EL INSOMNE FUNCIONARIO 1ª PARTE
La bala que
atravesó el honrado pecho de mi padre hizo trizas un avispero asentado en una
viga del granero. Enloquecidas arremetieron contra la turbamulta que se
dispersó sin concierto por los campos. En el suelo quedaron las banderas
revolucionarias, la razón y la justicia. El rojo de la sangre paterna derramada
empapaba la tierra; esa tierra deseada, motivo de la algarada jornalera. Sudor
y sangre, precio del pan y la sal, del pico que horadaba la cueva, vivienda
obrera en los cabezos. El aguardiente al alba en la taberna que encorajinaban el
espíritu oprimido. Las venas como sarmientos, atenazando la hoz afilada para la
siega y la bandera rojinegra en los mítines dominicales. Todo salía de la
tierra, brotaba visceralmente: pasión, odio, ira, incluso el amor.
Mí recién
nacido dolor al escuchar las últimas palabras:
“Olvidar
para vivir sin rencor”
Y el
silencio omnipresente de la muerte se asentó para quedarse a vivir dentro de
mis doce años.
Ahora,
veinte años más tarde, aquellos aguerridos jornaleros revolucionarios eran
nombrados en voz baja en las frescas noches de verano. Fusilados, acallados por
palizas sin termino, exiliados; eran sombras que solo vivían en el acervo
popular.
A mis
treinta y dos años trabajaba en el ayuntamiento como encargado del patrón.

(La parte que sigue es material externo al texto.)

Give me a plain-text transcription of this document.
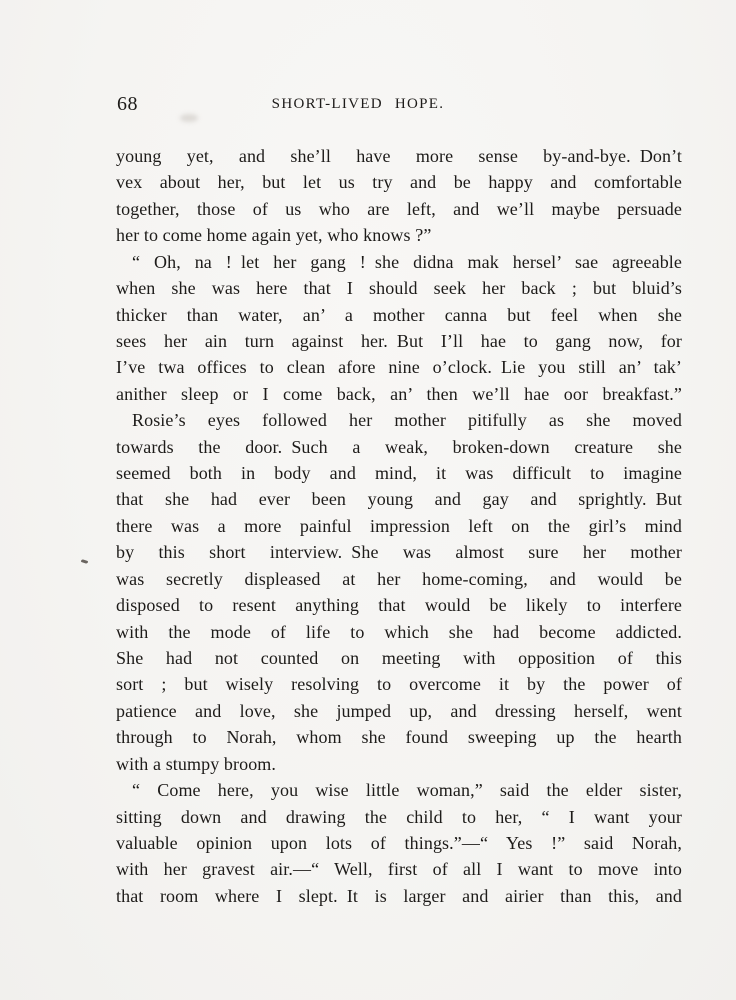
68	SHORT-LIVED HOPE.
young yet, and she’ll have more sense by-and-bye. Don’t
vex about her, but let us try and be happy and comfortable
together, those of us who are left, and we’ll maybe persuade
her to come home again yet, who knows ?”
“ Oh, na ! let her gang ! she didna mak hersel’ sae agreeable
when she was here that I should seek her back ; but bluid’s
thicker than water, an’ a mother canna but feel when she
sees her ain turn against her. But I’ll hae to gang now, for
I’ve twa offices to clean afore nine o’clock. Lie you still an’ tak’
anither sleep or I come back, an’ then we’ll hae oor breakfast.”
Rosie’s eyes followed her mother pitifully as she moved
towards the door. Such a weak, broken-down creature she
seemed both in body and mind, it was difficult to imagine
that she had ever been young and gay and sprightly. But
there was a more painful impression left on the girl’s mind
by this short interview. She was almost sure her mother
was secretly displeased at her home-coming, and would be
disposed to resent anything that would be likely to interfere
with the mode of life to which she had become addicted.
She had not counted on meeting with opposition of this
sort ; but wisely resolving to overcome it by the power of
patience and love, she jumped up, and dressing herself, went
through to Norah, whom she found sweeping up the hearth
with a stumpy broom.
“ Come here, you wise little woman,” said the elder sister,
sitting down and drawing the child to her, “ I want your
valuable opinion upon lots of things.”—“ Yes !” said Norah,
with her gravest air.—“ Well, first of all I want to move into
that room where I slept. It is larger and airier than this, and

Padecía de insomnio contumaz y de un relajo agrario indiferente. No dormía a la
noche, no pegaba ojo. Solamente, en los sofás del casino, tras la comida,
lograba conciliar veinte minutos de duermevela. El resto del día era trabajar,
deambular, leer la prensa, y tener presente los ritos y costumbres de las
estaciones.
Tener la
llave de la biblioteca a mi alcance me permitía en las noches invernales
refugiarme del frío. Atizaba los rescoldos del chubesqui, añadía unos carbones,
disponiéndome a repasar la prensa.
Había guerra
en Europa. A Hitler no le iban las cosas nada bien. Le estaban dando duro en Rusia
y en el norte de África. Monty le estaba zurrando la badana a Rommel que se
batía en retirada. El invierno ruso era intratable con unas fuerzas carentes de
intendencia, combustible; tropas que día a día perdían el ímpetu guerrero de
los primeros lances de la guerra.
Al acabar la
partida del casino, partida en la que participaba como mero espectador, gustaba
de observar al encargado recoger y preparar la cafetera para el día siguiente.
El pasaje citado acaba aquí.